The Screen Actors Guild said yesterday it will authorize a strike
after its contract talks with Hollywood studios failed.
A "full-scale education campaign in support of a strike authorization" will
be launched, said SAG which represents more than 120,000 actors in movies,
television and other media.
The announcement came after SAG adjourned talks with the Alliance of Motion
Picture and Television Producers early yesterday after two marathon
sessions with federal mediator Juan Carlos Gonzalez.
"We have already made difficult decisions and sacrifices in an attempt to
reach agreement," the statement said. "Now it's time for SAG members to stand
united and empower the national negotiating committee to bargain with the
strength of a possible work stoppage behind them."
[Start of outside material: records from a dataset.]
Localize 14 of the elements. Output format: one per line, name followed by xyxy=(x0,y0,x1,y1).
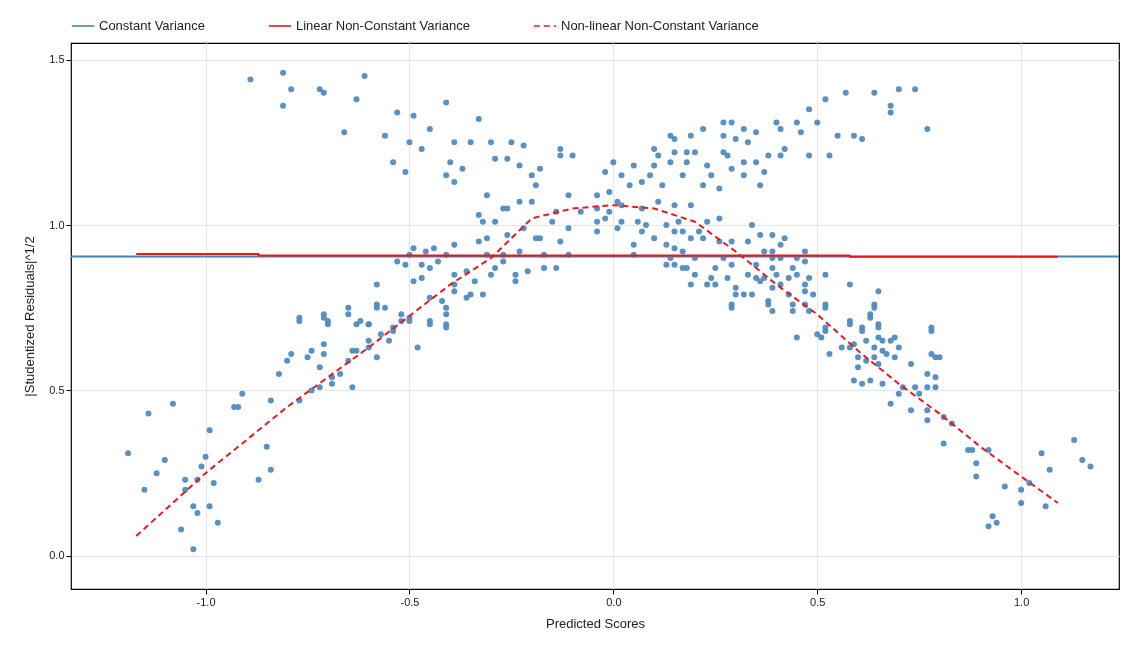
y-axis-title: |Studentized Residuals|^1/2 xyxy=(22,236,38,397)
y-tick-label: 1.0 xyxy=(49,218,65,231)
x-tick-label: 1.0 xyxy=(1013,595,1030,608)
x-tick-label: -1.0 xyxy=(196,595,216,608)
x-tick-label: 0.0 xyxy=(606,595,622,608)
legend-label: Linear Non-Constant Variance xyxy=(296,18,470,33)
legend-label: Constant Variance xyxy=(99,18,205,33)
y-tick-label: 0.5 xyxy=(49,383,65,396)
legend-label: Non-linear Non-Constant Variance xyxy=(561,18,759,33)
x-tick-label: -0.5 xyxy=(400,595,420,608)
x-tick-label: 0.5 xyxy=(810,595,826,608)
y-tick-label: 1.5 xyxy=(49,53,65,66)
y-tick-label: 0.0 xyxy=(49,549,65,562)
x-axis-title: Predicted Scores xyxy=(546,615,646,631)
The statement did not specify what led to the impasse, saying only that
"management continues to insist on terms we cannot responsibly accept."
SAG is seeking union coverage for all Internet-only productions regardless of
budget and residual payments for Internet productions replayed online, as well
as continued actor protections during work stoppages
But the alliance said it was untenable for SAG to demand a better deal
than what writers, directors and another actors union accepted earlier in the
year, especially now that the economy has worsened.
Earlier this week, the producers' group said it had reached its sixth labor
deal this year, a tentative agreement on a three-year contract with the local
branches of the International Alliance of Theatrical Stage Employees, Moving
Picture Technicians, Artists and Allied Crafts, accounting for 35,000 workers.
The stagehands alliance accepted Internet provisions that were modeled on
agreements with other unions, the producers group said.
Actors in prime-time television shows and movies have been working under the
terms of a contract that expired June 30, with the hope of avoiding a repeat of
the 100-day writers strike which shut down production of dozens of TV shows and
cost the Los Angeles area economy an estimated 2.5 billion dollars.